At its most extreme, Dr Reid can declare, as he did with the UDA, that the IRA ceasefire no longer has validity. There lies great danger because it could become a self-fulfilling ordinance, especially when this particular incident relates to alleged intelligence-gathering as opposed to murder, racketeering and internecine feuding in which the UDA is implicated.

What is of some, though possibly minor, significance is that the alleged copying of the politically sensitive material happened before Dr Reid issued his warning. The alleged IRA infiltrator left the NIO in September last year and the police have been tracking him since.
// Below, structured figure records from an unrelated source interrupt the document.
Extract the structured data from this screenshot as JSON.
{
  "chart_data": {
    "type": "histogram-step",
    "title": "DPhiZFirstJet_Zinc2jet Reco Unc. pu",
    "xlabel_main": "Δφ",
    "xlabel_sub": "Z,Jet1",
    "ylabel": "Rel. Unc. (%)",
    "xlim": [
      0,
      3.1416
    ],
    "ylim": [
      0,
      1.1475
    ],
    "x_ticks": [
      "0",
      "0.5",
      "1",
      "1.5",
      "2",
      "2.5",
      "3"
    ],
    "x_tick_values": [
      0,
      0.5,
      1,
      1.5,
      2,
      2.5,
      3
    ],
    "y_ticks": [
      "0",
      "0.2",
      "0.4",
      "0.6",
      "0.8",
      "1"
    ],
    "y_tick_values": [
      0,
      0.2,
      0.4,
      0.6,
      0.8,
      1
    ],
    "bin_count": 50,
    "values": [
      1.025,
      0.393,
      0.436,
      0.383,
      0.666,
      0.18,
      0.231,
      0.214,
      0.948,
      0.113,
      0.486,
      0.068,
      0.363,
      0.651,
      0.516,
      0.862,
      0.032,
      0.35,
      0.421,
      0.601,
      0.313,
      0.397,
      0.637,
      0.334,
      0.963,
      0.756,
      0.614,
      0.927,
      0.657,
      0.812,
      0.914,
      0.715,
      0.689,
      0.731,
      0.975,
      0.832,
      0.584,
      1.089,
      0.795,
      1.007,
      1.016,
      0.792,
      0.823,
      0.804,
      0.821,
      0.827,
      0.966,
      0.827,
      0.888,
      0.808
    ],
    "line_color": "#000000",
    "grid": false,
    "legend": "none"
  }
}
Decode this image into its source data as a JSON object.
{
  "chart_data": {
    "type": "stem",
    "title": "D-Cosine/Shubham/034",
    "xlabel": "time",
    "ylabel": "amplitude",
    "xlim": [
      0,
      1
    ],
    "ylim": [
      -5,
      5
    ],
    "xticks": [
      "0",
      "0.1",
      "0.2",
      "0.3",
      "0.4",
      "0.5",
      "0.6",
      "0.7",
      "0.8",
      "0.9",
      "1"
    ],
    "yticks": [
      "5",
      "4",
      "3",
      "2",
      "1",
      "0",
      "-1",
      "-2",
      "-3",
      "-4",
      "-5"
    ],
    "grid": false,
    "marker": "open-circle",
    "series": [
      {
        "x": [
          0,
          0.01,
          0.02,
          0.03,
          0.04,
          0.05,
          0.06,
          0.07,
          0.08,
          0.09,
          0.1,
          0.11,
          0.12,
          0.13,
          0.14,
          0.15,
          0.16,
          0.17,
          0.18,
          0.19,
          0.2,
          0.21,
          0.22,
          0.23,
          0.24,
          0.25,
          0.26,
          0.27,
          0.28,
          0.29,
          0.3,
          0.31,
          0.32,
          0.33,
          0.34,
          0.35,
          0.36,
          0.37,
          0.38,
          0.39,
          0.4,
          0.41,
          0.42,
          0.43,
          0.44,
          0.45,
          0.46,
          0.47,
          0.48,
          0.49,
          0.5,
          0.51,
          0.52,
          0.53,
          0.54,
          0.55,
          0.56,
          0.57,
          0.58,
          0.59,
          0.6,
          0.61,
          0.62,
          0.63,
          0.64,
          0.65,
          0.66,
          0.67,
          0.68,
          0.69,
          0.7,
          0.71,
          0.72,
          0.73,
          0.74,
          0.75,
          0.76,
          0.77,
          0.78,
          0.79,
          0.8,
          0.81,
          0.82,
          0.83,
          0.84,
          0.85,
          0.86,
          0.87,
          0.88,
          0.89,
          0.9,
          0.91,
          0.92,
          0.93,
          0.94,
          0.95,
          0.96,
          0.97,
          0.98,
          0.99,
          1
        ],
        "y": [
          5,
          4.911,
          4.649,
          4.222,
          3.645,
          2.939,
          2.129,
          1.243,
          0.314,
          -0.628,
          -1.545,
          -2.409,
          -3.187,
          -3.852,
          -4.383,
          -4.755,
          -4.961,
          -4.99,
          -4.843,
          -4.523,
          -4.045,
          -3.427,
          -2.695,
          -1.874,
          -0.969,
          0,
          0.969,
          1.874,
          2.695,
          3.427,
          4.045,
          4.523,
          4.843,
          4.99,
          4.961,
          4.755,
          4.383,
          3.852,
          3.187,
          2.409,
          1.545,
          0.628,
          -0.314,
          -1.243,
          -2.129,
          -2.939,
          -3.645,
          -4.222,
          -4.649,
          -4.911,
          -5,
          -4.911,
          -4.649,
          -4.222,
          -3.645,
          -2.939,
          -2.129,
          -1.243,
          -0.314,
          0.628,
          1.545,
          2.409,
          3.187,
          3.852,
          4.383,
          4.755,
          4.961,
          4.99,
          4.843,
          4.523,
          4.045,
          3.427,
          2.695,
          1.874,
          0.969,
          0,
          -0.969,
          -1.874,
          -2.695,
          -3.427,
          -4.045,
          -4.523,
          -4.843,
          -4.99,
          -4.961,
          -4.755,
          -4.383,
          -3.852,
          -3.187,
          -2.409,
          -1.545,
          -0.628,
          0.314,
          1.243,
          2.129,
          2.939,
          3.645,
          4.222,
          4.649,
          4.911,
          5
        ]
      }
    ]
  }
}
A London source said perhaps it could be argued that neither Sinn Féin nor the IRA could be red-carded as the offences happened before they were yellow-carded. Sinn Féin's Gerry Kelly was also keen to point out that these are allegations and no one has been charged let alone convicted.

As far as Mr Trimble is concerned though, due process or when the offence originally occurred are irrelevancies: this is about politics or the potential collapse of politics and the IRA's inability to keep out of the plot.

Without these allegations there was some hope that the two governments and the pro-Belfast Agreement politicians could have charted a turbulent but eventually safe path away from crisis, but now we are in crisis. The only solution may be to buy time by Dr Reid suspending the Executive and other institutions in the hope that some serious and straight jaw-jaw will ensue.

Expect much recrimination in the weeks ahead but ultimately, any chance of political rescue rests with the IRA.